Comment refuser votre offre ? Je m'en sens incapable mais dénonce le fait que le ministère de l'éducation
nationale vous trouve si démunis et nationalise sans frais l'expertise des praticiens dont il profite néanmoins en
l'occurrence.
J'accepte à la condition de recevoir de chacun(e) de vos étudiant(e)s au plus tard dix jours après l'événement, un
texte corrigé d'au moins une page 8 1/2 x 11 po. dactylographiée sans interligne, écrite en Times 11 points, et transmis par courriel.
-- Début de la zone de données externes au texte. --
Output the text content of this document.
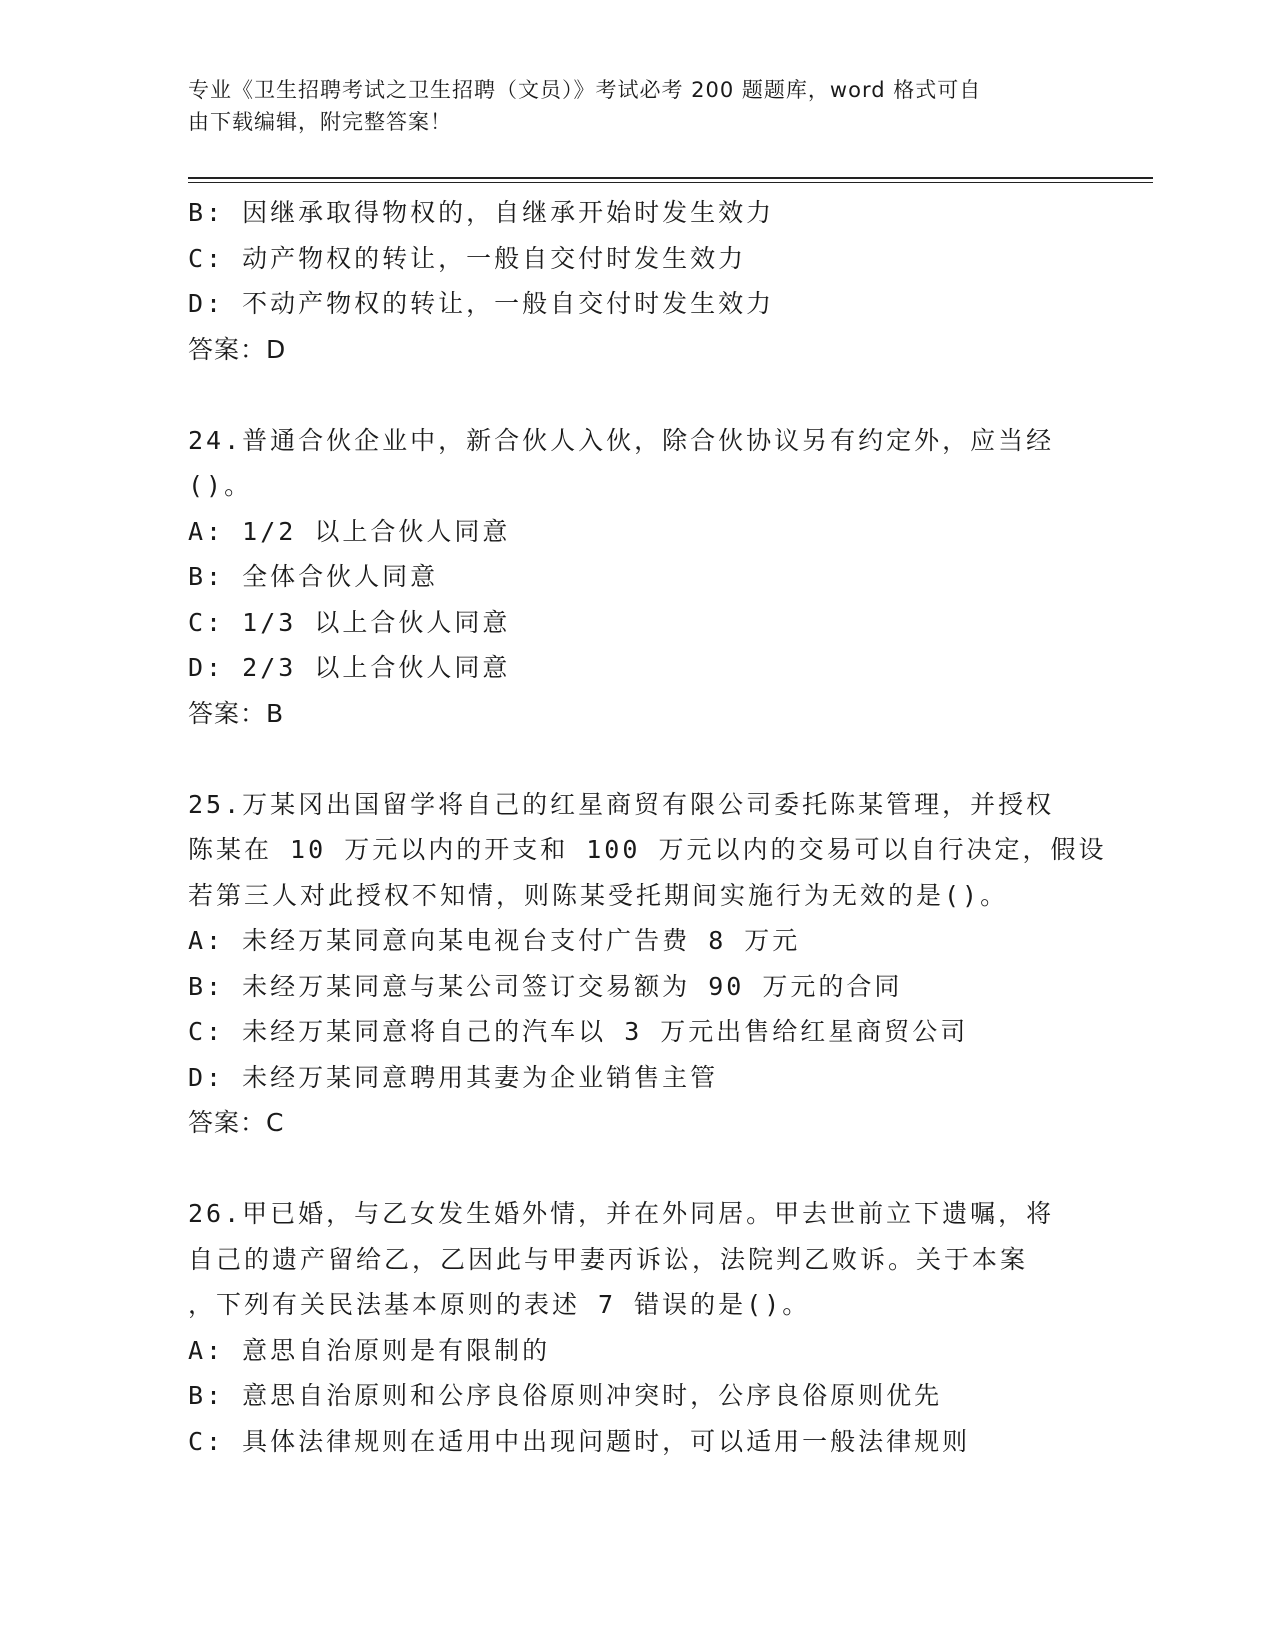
专业《卫生招聘考试之卫生招聘（文员）》考试必考 200 题题库，word 格式可自
由下载编辑，附完整答案！
B: 因继承取得物权的，自继承开始时发生效力
C: 动产物权的转让，一般自交付时发生效力
D: 不动产物权的转让，一般自交付时发生效力
答案：D
24.普通合伙企业中，新合伙人入伙，除合伙协议另有约定外，应当经
()。
A: 1/2 以上合伙人同意
B: 全体合伙人同意
C: 1/3 以上合伙人同意
D: 2/3 以上合伙人同意
答案：B
25.万某冈出国留学将自己的红星商贸有限公司委托陈某管理，并授权
陈某在 10 万元以内的开支和 100 万元以内的交易可以自行决定，假设
若第三人对此授权不知情，则陈某受托期间实施行为无效的是()。
A: 未经万某同意向某电视台支付广告费 8 万元
B: 未经万某同意与某公司签订交易额为 90 万元的合同
C: 未经万某同意将自己的汽车以 3 万元出售给红星商贸公司
D: 未经万某同意聘用其妻为企业销售主管
答案：C
26.甲已婚，与乙女发生婚外情，并在外同居。甲去世前立下遗嘱，将
自己的遗产留给乙，乙因此与甲妻丙诉讼，法院判乙败诉。关于本案
，下列有关民法基本原则的表述 7 错误的是()。
A: 意思自治原则是有限制的
B: 意思自治原则和公序良俗原则冲突时，公序良俗原则优先
C: 具体法律规则在适用中出现问题时，可以适用一般法律规则
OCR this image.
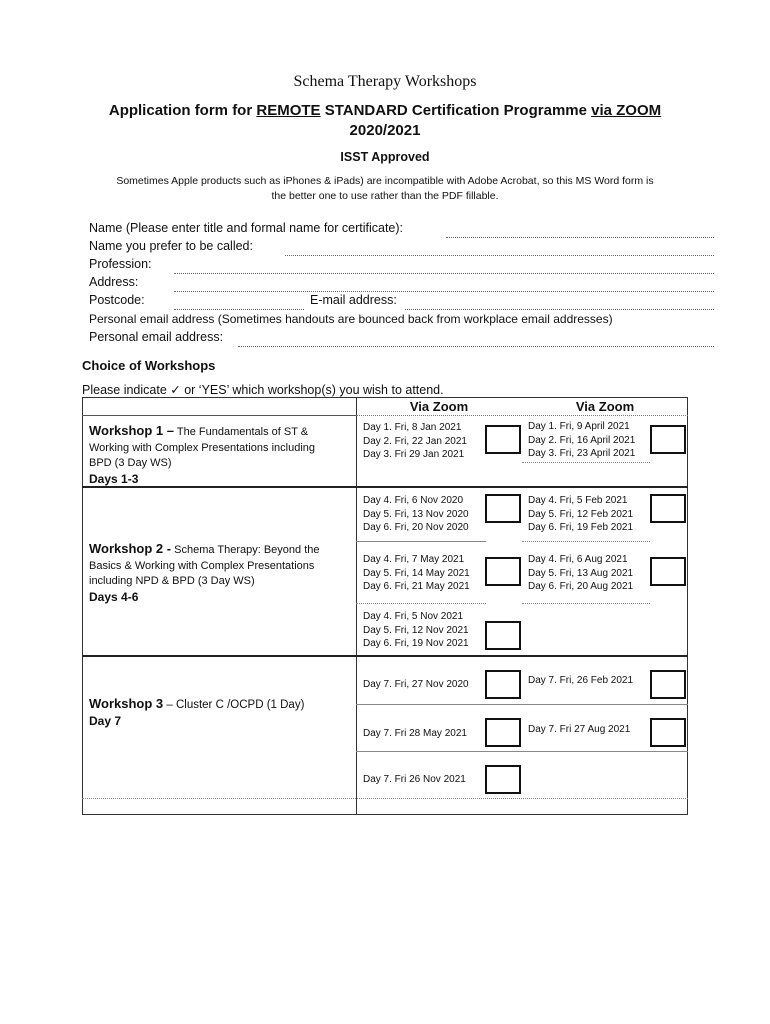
Schema Therapy Workshops
Application form for REMOTE STANDARD Certification Programme via ZOOM
2020/2021
ISST Approved
Sometimes Apple products such as iPhones & iPads) are incompatible with Adobe Acrobat, so this MS Word form is
the better one to use rather than the PDF fillable.
Name (Please enter title and formal name for certificate):
Name you prefer to be called:
Profession:
Address:
Postcode:	E-mail address:
Personal email address (Sometimes handouts are bounced back from workplace email addresses)
Personal email address:
Choice of Workshops
Please indicate ✓ or ‘YES’ which workshop(s) you wish to attend.
Via Zoom	Via Zoom
Workshop 1 – The Fundamentals of ST &
Working with Complex Presentations including
BPD (3 Day WS)
Days 1-3
Day 1. Fri, 8 Jan 2021
Day 2. Fri, 22 Jan 2021
Day 3. Fri 29 Jan 2021
Day 1. Fri, 9 April 2021
Day 2. Fri, 16 April 2021
Day 3. Fri, 23 April 2021
Workshop 2 - Schema Therapy: Beyond the
Basics & Working with Complex Presentations
including NPD & BPD (3 Day WS)
Days 4-6
Day 4. Fri, 6 Nov 2020
Day 5. Fri, 13 Nov 2020
Day 6. Fri, 20 Nov 2020
Day 4. Fri, 7 May 2021
Day 5. Fri, 14 May 2021
Day 6. Fri, 21 May 2021
Day 4. Fri, 5 Nov 2021
Day 5. Fri, 12 Nov 2021
Day 6. Fri, 19 Nov 2021
Day 4. Fri, 5 Feb 2021
Day 5. Fri, 12 Feb 2021
Day 6. Fri, 19 Feb 2021
Day 4. Fri, 6 Aug 2021
Day 5. Fri, 13 Aug 2021
Day 6. Fri, 20 Aug 2021
Workshop 3 – Cluster C /OCPD (1 Day)
Day 7
Day 7. Fri, 27 Nov 2020
Day 7. Fri 28 May 2021
Day 7. Fri 26 Nov 2021
Day 7. Fri, 26 Feb 2021
Day 7. Fri 27 Aug 2021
Un texte faisant état de leur rencontre avec moi ainsi que de leur visite de la galerie, s'il y a lieu, et ce, sous forme de compte rendu, de procès verbal, de journal, de monographie, de critique d'art,
d'entrevue, de questionnement, de nouvelle, de commentaire ou de... Des documents qui seront signés par eux et
archivés dans le « Forum » de mon site Internet au titre pertinent. C'est donnant donnant.
Je propose le mercredi 17 avril de 14h00 à 15h30, à confirmer suite à votre confirmation. Vous me transmettrez vos coordonnées et celles du lieu de la rencontre. Soit dit en passant la Galerie d'un jour déménage ou ferme ses
portes le 30 avril, comme vous pourrez le constater ici-bas.
Au plaisir, Luc A.
___________________________________
Québec, 2002 03 29
C'est officiel, la Galerie d'un jour doit quitter ses locaux des Façades de la Gare, coin Charest / Jean-Lesage,
dans 30 jours soit au plus tard le mardi 30 avril 2002.
C'est avec regret que la Corporation Immobilière Magil Laurentienne doit mettre fin à notre « Convention
d'occupation » intervenue le 31 janvier 1995. Merci à la Corporation Immobilière Magil Laurentienne pour
avoir hébergé la Galerie d'un jour pendant plus de sept ans, si mes calculs sont bons...
Appel à tous
Luc Archambault est donc à la recherche d'un espace galerie pour présenter et entreposer ses oeuvres peintes,
sculptées et céramiques. Un espace de 200m2 et plus, prêté par un généreux propriétaire immobilier
pour délai minimal de 2 ans.
Merci de votre attention.
Luc A.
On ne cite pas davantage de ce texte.